La ciudad se había activado, el frío seguía siendo intenso, pero el bullicio del tráfico parecía amortiguarlo. Subió el cuello de su abrigo y metió las manos en los bolsillos.
Al doblar la esquina de la Rue Tureme, vio a dos hombres altos, de al menos metro ochenta, con ropa más de montaña que de ciudad y pensó, estos se van a esquiar, los hay con suerte. Mientras yo, a Portugal, que divertido. En esto estaba pensando cuando pasó por al lado de uno de ellos y sintió un fuerte golpe en la cabeza, antes de desplomarse.

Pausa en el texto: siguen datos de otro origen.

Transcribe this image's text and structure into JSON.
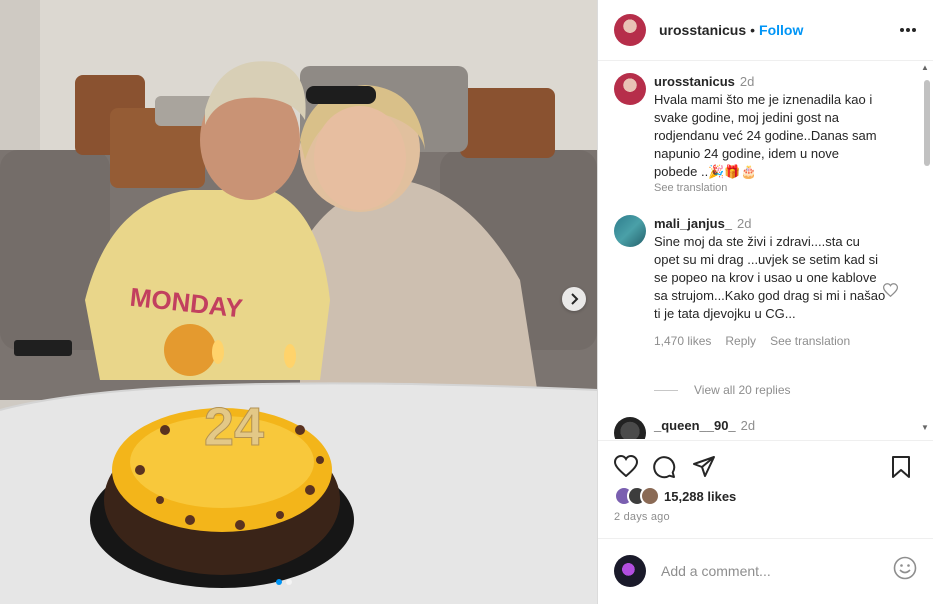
{
  "post": {
    "username": "urosstanicus",
    "separator": "•",
    "follow_label": "Follow"
  },
  "comments": [
    {
      "username": "urosstanicus",
      "time": "2d",
      "text": "Hvala mami što me je iznenadila kao i svake godine, moj jedini gost na rodjendanu već 24 godine..Danas sam napunio 24 godine, idem u nove pobede ..🎉🎁🎂",
      "translation": "See translation"
    },
    {
      "username": "mali_janjus_",
      "time": "2d",
      "text": "Sine moj da ste živi i zdravi....sta cu opet su mi drag ...uvjek se setim kad si se popeo na krov i usao u one kablove sa strujom...Kako god drag si mi i našao ti je tata djevojku u CG...",
      "likes": "1,470 likes",
      "reply_label": "Reply",
      "translation": "See translation",
      "view_replies": "View all 20 replies"
    },
    {
      "username": "_queen__90_",
      "time": "2d"
    }
  ],
  "photo": {
    "shirt_text": "MONDAY",
    "candle_number": "24"
  },
  "footer": {
    "likes": "15,288 likes",
    "date": "2 days ago",
    "comment_placeholder": "Add a comment..."
  },
  "icons": {
    "like": "heart-icon",
    "comment": "comment-icon",
    "share": "share-icon",
    "save": "bookmark-icon",
    "more": "more-icon",
    "emoji": "emoji-icon",
    "next": "chevron-right-icon"
  },
  "colors": {
    "link_blue": "#0095f6",
    "text": "#262626",
    "muted": "#8e8e8e"
  }
}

Cuando abrió los ojos estaba en el interior de una furgoneta, maniatado, con un dolor de cabeza brutal y con un tío enorme enfrente que le apuntaba con un arma mientras que jugueteaba con la BlackBerry que le acababan de quitar. Los cristales eran opacos, pero podía intuir que se estaban alejando del centro de París. Intentó preguntar a su vigilante algo, pero le costaba pronunciar ninguna palabra.
-No te esfuerces, no voy a darte ninguna información-. Le dijo su guardián hablándole en francés con un fortísimo acento inglés.
-Descansa, te va a hacer falta y tenemos un rato de viaje-.
Françoise se recostó intentando no apoyar el lado de la cabeza que tenía como inflamado por el golpe. Estaba cansado, pero no creía que pudiera dormir.